Au mépris de la décision de la Cour européenne, les autorités jettent des dizaines de Roms à la rue
En réaction à l'expulsion forcée par les autorités italiennes, le 26 juillet, de dizaines de familles roms du campement de Camping River, à Rome, au mépris d'une décision de la Cour européenne des droits de l'homme (CEDH), Catrinel Motoc, responsable de campagne pour l'Europe à Amnesty International, a déclaré :
« En expulsant les habitants de ce campement, en faisant fi de la décision de la Cour européenne, l'Italie démolit les habitations de ces gens et détruit leurs vies, mais piétine également ses obligations régionales et internationales en termes de droits humains.
« Mettre à la rue des dizaines de familles roms, y compris des nourrissons, est un acte cruel et insensible visant une minorité qui fait les frais depuis des décennies des politiques discriminatoires en matière de logement.
« Ces expulsions forcées sont la dernière attaque des autorités italiennes contre les Roms. Le ministre italien de l'Intérieur, Matteo Salvini, s'est félicité de cette expulsion, y voyant un pas vers " la légalité, l'ordre et le respect " – en réalité, c'est tout le contraire.
« La Commission européenne, qui enquête sur les infractions à la législation européenne contre la discrimination commises par l'Italie vis-à-vis de la communauté rom, doit se décider à intenter une action juridique tant différée contre l'Italie et veiller à ce que justice soit enfin rendue aux Roms. »
Complément d’information
Près de 300 Roms, enfants et adultes, vivent à Camping River, à Rome, depuis 2005.
L'Associazione 21 Luglio, une ONG installée à Rome, a fait appel à la Cour européenne des droits de l'homme pour qu'elle ordonne des mesures provisoires afin de suspendre l'expulsion imminente et de garantir une véritable consultation et des solutions de relogement convenable pour les 300 habitants de longue date du camp. Après avoir examiné la requête, la Cour a ordonné cette semaine aux autorités italiennes de suspendre l'expulsion au moins jusqu'au 27 juillet.
Néanmoins, les autorités de Rome ont poursuivi leur démarche, invoquant des motifs d'hygiène. Selon l'Associazione 21 Luglio, une centaine de personnes se retrouvent sans logement décent.

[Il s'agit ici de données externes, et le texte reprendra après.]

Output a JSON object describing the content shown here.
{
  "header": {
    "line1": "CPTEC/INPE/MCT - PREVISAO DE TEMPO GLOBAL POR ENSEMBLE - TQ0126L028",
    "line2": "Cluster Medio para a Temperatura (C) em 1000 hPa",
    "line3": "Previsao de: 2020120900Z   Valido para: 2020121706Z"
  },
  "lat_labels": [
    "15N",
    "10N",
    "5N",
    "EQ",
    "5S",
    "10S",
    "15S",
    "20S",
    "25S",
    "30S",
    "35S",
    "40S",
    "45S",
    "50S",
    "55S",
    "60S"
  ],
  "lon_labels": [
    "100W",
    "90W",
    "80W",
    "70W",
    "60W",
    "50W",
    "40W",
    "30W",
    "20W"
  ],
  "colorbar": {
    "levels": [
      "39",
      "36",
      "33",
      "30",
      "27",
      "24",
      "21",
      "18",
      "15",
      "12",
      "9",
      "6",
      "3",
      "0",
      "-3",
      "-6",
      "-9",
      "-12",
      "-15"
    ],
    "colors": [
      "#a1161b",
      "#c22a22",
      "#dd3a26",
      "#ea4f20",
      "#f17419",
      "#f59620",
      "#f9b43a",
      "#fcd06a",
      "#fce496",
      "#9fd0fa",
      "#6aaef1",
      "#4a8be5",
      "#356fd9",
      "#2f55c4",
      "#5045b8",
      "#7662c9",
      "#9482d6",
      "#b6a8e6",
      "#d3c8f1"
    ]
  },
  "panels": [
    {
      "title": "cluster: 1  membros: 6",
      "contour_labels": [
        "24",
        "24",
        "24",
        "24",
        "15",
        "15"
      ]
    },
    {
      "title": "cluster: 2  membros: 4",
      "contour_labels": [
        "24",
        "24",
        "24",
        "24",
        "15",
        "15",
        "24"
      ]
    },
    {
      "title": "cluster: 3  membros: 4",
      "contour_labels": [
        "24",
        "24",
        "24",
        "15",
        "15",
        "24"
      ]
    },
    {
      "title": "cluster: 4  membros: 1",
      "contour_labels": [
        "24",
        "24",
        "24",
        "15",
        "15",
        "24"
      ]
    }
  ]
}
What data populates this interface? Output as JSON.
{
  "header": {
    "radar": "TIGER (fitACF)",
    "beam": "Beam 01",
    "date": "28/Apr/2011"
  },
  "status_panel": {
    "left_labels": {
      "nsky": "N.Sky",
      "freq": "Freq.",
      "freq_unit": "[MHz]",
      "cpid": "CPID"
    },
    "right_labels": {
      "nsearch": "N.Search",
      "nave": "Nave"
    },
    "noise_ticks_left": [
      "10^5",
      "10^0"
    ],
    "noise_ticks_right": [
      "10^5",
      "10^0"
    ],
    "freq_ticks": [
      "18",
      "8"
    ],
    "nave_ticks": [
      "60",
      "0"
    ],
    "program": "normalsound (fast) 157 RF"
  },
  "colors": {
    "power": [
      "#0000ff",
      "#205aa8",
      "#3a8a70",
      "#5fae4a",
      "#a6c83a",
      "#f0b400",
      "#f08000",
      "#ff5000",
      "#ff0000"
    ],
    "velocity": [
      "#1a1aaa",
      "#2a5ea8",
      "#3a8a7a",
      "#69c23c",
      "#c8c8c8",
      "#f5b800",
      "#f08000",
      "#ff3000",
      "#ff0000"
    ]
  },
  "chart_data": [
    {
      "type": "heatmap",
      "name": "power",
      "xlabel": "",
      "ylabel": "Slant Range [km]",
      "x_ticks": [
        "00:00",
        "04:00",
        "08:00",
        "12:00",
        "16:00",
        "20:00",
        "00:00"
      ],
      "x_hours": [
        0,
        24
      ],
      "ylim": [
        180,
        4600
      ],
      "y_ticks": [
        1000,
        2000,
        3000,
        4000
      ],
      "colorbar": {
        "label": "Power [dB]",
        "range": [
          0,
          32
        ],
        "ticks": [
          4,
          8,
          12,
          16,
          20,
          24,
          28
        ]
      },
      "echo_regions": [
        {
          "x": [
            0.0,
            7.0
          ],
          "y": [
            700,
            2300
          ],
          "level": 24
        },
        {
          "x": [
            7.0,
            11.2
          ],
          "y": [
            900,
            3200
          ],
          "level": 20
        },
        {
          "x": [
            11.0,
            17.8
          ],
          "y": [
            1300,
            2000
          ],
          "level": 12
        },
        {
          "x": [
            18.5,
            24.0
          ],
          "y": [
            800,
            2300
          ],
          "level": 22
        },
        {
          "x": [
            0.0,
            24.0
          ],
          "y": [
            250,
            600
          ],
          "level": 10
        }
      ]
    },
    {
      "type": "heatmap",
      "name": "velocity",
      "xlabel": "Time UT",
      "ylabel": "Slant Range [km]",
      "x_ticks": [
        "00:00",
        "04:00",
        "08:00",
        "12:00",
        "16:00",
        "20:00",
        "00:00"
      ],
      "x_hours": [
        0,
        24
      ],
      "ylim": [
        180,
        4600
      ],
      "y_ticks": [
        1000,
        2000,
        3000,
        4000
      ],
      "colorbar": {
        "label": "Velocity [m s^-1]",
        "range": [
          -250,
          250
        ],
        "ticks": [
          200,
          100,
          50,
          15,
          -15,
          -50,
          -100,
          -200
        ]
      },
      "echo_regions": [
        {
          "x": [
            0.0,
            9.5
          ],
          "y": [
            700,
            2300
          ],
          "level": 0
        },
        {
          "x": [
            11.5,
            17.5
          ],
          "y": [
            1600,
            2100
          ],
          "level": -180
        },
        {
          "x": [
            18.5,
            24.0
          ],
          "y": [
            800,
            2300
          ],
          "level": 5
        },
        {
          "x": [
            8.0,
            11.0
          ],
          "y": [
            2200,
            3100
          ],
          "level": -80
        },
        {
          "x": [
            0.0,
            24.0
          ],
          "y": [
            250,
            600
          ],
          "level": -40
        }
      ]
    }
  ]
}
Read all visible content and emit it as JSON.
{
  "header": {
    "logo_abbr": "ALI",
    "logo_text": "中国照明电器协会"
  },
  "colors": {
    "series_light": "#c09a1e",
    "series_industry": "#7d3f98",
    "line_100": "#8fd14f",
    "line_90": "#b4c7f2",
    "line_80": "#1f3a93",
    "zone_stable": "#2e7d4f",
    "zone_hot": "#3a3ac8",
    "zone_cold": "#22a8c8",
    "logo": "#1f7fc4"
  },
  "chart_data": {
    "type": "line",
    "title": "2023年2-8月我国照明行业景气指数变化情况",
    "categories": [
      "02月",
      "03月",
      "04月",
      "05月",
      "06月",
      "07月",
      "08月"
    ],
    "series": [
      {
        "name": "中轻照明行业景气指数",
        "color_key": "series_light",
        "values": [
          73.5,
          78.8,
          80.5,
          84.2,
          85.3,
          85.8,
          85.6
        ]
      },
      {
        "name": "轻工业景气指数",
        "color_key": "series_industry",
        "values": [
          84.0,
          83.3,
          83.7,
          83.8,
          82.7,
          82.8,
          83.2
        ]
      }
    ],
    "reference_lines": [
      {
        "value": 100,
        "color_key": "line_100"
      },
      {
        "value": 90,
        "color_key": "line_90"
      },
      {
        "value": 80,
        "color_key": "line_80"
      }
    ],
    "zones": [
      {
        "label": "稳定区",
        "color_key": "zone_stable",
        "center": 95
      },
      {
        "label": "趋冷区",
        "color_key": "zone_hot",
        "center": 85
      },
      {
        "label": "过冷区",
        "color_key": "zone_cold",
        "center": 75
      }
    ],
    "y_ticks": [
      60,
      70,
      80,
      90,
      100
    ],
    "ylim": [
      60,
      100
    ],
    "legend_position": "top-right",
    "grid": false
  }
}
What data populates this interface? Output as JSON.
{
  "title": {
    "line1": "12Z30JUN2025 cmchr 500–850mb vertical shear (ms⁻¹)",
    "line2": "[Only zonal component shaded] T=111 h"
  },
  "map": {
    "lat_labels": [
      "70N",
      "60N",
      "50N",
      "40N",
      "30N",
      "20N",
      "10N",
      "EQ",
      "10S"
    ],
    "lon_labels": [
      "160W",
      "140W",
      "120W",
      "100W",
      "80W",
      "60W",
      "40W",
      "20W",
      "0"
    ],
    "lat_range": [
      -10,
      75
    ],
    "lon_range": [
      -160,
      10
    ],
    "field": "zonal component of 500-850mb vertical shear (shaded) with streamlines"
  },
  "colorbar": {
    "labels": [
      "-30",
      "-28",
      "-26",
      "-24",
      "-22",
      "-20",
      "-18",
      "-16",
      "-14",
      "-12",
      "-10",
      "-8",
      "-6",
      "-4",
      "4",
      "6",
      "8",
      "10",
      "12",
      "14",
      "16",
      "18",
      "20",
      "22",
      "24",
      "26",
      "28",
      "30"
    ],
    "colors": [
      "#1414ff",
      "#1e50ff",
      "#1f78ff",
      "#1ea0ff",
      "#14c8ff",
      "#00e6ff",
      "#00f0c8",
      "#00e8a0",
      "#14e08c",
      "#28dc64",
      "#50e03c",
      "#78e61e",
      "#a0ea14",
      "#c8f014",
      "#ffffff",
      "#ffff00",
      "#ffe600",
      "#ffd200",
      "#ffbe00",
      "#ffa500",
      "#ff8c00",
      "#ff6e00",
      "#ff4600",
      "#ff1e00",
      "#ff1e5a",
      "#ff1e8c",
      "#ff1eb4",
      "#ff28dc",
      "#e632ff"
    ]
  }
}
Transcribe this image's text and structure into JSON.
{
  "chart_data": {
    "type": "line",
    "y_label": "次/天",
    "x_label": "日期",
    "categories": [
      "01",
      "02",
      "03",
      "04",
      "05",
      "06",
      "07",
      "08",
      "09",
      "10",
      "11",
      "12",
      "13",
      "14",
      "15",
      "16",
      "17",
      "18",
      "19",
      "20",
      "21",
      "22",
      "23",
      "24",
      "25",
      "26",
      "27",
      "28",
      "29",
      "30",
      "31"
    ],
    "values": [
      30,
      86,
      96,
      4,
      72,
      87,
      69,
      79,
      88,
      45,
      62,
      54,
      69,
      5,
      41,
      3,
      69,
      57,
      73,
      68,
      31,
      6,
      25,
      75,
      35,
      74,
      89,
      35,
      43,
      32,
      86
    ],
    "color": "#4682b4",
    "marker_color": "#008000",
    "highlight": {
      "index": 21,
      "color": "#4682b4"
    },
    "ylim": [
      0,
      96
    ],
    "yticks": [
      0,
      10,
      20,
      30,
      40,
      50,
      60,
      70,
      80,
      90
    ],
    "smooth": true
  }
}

Les expulsions forcées sont prohibées au titre du droit international en toutes circonstances, quelles que soient les motivations. L'Italie est tenue au titre de plusieurs traités internationaux et régionaux, dont le Pacte international relatif aux droits économiques, sociaux et culturels (PIDESC) et la Convention européenne des droits de l’homme, de ne pas procéder à des expulsions forcées et de ne pas les favoriser.
L'histoire de l'Italie est marquée par la discrimination et la ségrégation des Roms en matière d'accès au logement. Des centaines d'expulsions forcées ont eu lieu ces dernières années et des milliers de personnes se sont retrouvées à la rue ou ont été placées dans des logements de remplacement inadaptés.
Depuis 2012, la Commission européenne enquête sur les allégations de discrimination et de ségrégation systématiques et généralisées à l’égard d’adultes et d’enfants roms, imputables aux autorités italiennes, en lien avec de nombreuses expulsions forcées, sur la discrimination en matière d'accès au logement et sur le maintien de camps spécifiques du fait de l'appartenance ethnique.
Le mois dernier, le ministre de l'Intérieur, Matteo Salvini, a demandé que les Roms soient recensés et que ceux qui n'ont pas la nationalité italienne soient expulsés.